Drake’s messing around with Tory had been around the time of my Jeep getting bashed to hell. For a moment, I tried to make myself believe Bryn had done it because of something Drake had done to Tory, but that didn’t add up. It was my Jeep, and I hadn’t done shit to her. She had said she made a mistake, but she knew I drove that Jeep. She had seen it at work. We had parked beside each other a few times. I’d said good morning to her as we got out of our vehicles.
“Does she live with her sister and nephew?” Henley asked.
I nodded. “Yeah.” That much I did know. I hadn’t been aware Tory had a son, but I did know they lived together. It had been on her job application.
“Maybe she needed the money because of the nephew,” Henley suggested.
“Tory can’t keep a fucking job,” Drake piped in. “She had been fired from two last time I talked to her, and she’d only been in town two weeks or something like that.”
Henley raised both her eyebrows at me, as if Drake had said something informative.
“This is Rio’s shit to handle. Let’s not meddle,” Saul said as he walked up behind Henley and placed his hand on her waist, then kissed the side of her head.
She glanced up at him. “I’m just helping. He is struggling with this. It’s in his eyes.”
Saul smirked, then shifted his gaze to me for only a second. “Yeah, he looks torn the fuck up.” He pressed another kiss to her temple.

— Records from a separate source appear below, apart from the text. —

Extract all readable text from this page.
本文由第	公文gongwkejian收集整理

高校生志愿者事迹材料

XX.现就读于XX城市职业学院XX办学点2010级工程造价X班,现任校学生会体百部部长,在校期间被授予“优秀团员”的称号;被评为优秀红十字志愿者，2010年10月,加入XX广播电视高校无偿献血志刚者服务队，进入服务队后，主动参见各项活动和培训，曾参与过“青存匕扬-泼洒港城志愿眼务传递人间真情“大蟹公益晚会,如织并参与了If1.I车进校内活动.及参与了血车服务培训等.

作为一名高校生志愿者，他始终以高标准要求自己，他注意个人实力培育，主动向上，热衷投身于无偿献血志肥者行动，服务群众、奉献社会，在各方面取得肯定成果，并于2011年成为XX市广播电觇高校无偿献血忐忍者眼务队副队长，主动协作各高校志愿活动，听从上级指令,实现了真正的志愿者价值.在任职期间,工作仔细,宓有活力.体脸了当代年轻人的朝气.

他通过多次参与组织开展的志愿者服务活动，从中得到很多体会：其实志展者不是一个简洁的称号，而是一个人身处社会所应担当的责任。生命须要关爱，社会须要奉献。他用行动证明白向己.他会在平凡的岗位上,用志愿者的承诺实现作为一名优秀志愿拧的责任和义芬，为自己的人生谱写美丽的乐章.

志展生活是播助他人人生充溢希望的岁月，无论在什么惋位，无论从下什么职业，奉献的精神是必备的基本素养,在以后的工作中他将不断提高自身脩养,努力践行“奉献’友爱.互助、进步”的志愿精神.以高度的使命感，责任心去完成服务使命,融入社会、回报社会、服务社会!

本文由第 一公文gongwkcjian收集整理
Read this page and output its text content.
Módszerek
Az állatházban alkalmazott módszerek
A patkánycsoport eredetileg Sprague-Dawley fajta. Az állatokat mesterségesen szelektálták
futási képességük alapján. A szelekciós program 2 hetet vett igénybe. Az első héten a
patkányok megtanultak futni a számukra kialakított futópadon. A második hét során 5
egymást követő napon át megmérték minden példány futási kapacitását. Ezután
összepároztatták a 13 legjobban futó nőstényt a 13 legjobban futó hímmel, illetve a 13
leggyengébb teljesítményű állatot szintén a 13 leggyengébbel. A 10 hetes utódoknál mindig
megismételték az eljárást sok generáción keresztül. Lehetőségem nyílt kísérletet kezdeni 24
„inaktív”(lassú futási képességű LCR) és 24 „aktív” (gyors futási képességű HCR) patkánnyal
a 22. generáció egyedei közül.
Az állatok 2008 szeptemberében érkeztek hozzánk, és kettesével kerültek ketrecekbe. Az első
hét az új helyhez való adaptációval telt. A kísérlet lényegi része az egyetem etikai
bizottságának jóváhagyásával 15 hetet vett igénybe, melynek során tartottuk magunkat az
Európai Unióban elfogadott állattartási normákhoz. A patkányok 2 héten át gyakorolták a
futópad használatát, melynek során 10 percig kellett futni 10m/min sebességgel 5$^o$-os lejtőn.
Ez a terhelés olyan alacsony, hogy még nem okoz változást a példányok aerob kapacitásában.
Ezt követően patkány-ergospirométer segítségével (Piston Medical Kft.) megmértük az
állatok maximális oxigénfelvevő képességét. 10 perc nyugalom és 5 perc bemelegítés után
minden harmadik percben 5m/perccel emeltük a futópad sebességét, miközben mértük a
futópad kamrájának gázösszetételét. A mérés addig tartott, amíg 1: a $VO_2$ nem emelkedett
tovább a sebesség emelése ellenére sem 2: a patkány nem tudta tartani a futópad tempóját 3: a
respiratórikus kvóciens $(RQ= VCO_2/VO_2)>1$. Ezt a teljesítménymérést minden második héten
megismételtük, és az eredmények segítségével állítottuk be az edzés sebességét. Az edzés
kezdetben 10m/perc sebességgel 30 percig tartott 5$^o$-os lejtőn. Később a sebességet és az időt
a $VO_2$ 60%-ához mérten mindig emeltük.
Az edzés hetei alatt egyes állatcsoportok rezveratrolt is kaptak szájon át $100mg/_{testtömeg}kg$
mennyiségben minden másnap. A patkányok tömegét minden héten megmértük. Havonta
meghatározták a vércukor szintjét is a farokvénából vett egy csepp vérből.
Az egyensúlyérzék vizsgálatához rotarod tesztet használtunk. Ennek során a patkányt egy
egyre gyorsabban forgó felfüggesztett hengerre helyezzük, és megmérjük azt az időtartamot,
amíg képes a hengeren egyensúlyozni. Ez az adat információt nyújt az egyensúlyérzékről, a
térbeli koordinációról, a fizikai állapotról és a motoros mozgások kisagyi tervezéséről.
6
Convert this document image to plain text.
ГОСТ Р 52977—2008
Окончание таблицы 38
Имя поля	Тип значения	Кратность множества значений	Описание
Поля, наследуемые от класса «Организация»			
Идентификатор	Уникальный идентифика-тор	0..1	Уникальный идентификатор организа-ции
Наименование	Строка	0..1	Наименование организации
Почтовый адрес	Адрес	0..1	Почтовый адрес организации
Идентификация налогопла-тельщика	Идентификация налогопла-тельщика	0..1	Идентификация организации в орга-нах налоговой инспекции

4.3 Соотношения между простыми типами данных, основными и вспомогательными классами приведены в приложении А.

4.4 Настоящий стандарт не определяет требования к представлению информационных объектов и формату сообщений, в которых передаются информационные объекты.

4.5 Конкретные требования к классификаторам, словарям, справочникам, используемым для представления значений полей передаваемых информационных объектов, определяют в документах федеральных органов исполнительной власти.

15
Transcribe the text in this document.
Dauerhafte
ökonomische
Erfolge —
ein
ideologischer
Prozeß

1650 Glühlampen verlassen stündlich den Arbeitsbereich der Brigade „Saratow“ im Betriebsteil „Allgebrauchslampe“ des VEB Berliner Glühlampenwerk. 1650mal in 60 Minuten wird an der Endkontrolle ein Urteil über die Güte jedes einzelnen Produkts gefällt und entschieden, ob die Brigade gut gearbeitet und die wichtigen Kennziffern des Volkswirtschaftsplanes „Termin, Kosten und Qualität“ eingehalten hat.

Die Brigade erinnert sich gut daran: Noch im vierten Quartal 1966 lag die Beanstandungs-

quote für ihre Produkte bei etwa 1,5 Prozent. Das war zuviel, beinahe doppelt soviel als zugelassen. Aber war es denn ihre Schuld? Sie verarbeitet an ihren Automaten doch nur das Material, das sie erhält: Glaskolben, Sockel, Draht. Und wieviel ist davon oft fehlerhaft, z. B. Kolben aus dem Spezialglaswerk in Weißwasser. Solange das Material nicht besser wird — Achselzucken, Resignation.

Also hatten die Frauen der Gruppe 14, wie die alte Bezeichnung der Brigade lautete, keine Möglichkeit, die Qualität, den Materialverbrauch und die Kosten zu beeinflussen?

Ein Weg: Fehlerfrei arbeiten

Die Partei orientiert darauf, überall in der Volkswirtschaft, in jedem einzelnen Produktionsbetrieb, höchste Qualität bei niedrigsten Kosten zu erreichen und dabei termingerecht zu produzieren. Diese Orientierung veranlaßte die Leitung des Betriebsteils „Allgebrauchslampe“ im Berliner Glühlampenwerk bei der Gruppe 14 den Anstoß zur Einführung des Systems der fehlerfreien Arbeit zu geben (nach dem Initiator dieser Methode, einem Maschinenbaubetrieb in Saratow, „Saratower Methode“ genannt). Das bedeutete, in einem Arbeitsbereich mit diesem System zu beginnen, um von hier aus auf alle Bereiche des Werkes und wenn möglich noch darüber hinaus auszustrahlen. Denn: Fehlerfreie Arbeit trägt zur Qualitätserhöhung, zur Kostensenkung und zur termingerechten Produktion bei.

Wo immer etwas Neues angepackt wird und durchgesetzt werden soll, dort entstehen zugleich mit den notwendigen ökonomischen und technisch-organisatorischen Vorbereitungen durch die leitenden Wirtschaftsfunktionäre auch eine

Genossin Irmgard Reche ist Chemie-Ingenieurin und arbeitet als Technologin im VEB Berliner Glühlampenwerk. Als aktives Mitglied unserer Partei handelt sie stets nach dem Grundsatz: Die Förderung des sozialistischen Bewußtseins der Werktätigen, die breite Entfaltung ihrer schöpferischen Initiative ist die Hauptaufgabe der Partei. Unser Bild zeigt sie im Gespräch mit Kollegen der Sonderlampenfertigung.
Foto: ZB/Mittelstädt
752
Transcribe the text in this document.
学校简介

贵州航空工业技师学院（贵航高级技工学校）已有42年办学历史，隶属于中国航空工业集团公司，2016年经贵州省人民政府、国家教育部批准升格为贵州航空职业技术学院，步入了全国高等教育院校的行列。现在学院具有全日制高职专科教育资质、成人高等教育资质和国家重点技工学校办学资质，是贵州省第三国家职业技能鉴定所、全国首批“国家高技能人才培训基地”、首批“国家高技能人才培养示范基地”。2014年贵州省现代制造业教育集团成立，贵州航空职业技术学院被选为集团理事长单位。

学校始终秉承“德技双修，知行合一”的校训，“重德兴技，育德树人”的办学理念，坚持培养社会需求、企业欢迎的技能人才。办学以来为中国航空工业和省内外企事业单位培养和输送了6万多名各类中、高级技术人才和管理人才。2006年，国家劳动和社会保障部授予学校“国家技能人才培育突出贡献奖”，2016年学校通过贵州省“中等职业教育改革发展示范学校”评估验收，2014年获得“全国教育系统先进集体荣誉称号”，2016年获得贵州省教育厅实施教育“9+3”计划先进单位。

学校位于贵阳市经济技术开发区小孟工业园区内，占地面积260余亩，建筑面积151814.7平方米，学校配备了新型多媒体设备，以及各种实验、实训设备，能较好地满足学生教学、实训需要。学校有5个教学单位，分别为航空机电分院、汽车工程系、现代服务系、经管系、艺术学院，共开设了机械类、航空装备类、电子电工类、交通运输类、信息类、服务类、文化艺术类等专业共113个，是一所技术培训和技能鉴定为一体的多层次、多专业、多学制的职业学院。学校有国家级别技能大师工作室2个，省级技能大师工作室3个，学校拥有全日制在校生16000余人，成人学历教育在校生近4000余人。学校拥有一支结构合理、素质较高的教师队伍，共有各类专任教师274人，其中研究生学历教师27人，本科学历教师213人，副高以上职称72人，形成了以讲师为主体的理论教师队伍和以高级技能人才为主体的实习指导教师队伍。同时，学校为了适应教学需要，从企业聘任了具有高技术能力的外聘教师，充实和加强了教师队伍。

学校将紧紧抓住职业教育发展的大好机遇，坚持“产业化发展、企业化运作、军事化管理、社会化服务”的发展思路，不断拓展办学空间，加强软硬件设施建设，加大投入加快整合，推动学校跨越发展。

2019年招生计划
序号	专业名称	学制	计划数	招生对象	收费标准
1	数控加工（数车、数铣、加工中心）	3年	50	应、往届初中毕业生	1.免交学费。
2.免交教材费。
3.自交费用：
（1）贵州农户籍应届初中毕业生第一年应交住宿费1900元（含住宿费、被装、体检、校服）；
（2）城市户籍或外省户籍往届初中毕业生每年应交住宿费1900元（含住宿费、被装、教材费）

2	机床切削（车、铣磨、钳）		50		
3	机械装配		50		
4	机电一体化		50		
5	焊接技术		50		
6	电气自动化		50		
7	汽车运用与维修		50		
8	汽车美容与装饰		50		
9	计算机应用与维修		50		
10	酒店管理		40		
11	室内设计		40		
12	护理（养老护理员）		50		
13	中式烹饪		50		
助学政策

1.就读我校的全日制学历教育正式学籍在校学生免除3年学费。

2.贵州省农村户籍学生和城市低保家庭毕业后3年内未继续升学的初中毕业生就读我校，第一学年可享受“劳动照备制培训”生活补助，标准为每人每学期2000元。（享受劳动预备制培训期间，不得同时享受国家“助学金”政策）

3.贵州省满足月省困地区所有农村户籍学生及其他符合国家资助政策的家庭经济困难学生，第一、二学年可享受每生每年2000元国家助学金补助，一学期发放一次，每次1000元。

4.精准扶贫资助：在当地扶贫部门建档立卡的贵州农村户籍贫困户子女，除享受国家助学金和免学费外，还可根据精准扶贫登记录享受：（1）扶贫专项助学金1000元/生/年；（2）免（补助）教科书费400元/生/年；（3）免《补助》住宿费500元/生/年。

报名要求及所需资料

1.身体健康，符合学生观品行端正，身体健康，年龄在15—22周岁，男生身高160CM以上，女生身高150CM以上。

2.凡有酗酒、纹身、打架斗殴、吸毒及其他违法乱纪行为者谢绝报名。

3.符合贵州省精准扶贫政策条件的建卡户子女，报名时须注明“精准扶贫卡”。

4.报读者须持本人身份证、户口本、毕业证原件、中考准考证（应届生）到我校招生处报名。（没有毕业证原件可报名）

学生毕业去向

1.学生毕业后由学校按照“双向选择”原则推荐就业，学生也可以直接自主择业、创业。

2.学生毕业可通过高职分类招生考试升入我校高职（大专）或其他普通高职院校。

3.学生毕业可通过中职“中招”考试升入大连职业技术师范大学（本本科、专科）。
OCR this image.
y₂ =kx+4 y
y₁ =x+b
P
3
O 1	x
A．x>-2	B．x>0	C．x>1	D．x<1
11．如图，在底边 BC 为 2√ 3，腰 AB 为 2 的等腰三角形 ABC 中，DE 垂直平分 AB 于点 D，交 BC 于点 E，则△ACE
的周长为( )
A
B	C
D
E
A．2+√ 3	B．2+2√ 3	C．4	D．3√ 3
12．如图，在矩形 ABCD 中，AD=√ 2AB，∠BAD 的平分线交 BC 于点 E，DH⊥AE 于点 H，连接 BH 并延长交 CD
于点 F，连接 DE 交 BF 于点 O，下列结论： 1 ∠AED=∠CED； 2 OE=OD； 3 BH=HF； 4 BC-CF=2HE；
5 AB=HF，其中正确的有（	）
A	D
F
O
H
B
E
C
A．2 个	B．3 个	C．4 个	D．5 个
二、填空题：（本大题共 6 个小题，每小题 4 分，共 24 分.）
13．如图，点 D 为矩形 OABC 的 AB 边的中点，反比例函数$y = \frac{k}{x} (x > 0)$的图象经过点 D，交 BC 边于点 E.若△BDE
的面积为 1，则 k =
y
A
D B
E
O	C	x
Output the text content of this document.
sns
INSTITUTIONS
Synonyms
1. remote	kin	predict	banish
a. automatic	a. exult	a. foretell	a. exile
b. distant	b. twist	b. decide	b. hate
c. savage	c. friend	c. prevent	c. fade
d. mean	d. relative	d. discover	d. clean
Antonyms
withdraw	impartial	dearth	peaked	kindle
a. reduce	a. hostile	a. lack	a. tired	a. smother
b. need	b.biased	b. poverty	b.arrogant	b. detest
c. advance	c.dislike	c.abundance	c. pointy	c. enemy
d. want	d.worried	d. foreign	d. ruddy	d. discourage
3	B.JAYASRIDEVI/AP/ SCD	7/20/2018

Henley sighed. “Fine. I’ll let it go. But”—she pointed the wooden spoon in her hand at me—“don’t judge what you don’t know. Just in ten minutes’ time, you found out she had a nephew living with her. I have a feeling there is more to her story.”
“You don’t know the girl,” Saul said, amused. “How do you have a feeling?”
She shrugged. “Because Rio cares enough about her that it’s upset him. She must have something about her that makes her special.”
Drake snorted with laughter, and I didn’t even look his way. I knew that laugh, and I knew whatever was about to come out of his mouth was going to piss me off. I went to the fridge to get a beer instead.
“Yeah, her tits are pretty damn special,” Drake said.
I slammed the fridge with more force than necessary and glared at him.
“Easy, boys,” Saul said from behind me.
“Don’t be a jerk,” Henley told Drake.
“I don’t care about her. I did once, but that world fucked her up. Seeing her so damn screwed up is hard. It reminds me what could have happened to me.” I stopped. I wasn’t going to talk about my mom. “I’m going to take a shower. I’ll be back for food later,” I said to Henley before heading out of the kitchen.
“What?” I heard Drake ask. “I didn’t know that was going to make him pissy.”
I didn’t wait to hear what else was said before making my way to the stairs. Henley was right about my not knowing Bryn’s life. We had spoken at work briefly, and then I had only asked her if she was enjoying her job. Giving her a job had felt good, but I hadn’t been interested in catching up. She was part of a time in my life I didn’t want to think about.
Closing the door to my bedroom, I went directly to the bathroom and turned on the water to the shower. Thinking about Bryn wasn’t doing me any good. That was a part of my past, and bringing her into my life now had been a mistake six months ago. I wasn’t going to do it again. She was no longer the girl in the trailer next door who needed saving. She was a grown-ass adult, and we lived two different lives.
There had never been closure for me with her, and that was all this had been. I had found my mom dead, my grandparents showed up, and I was gone without even a good-bye to Bryn. I had worried about her for months until life moved on and her memory slowly faded.
I knew the life she’d had as a child and the kind of effect that could have on you. My grandparents had saved me. They had turned me around. I was different because of the life they had given me here. If my mom hadn’t died and I’d continued living in that life, there was a good chance I would be in jail by now.
Bryn hadn’t been saved, and it was too late to save her. She was the result of a very broken, fucked up childhood. I couldn’t continue to let myself remember the girl she had been because I wasn’t that boy anymore. We were grown. The days of turning things around for her were over. She was a product of the life she had been given.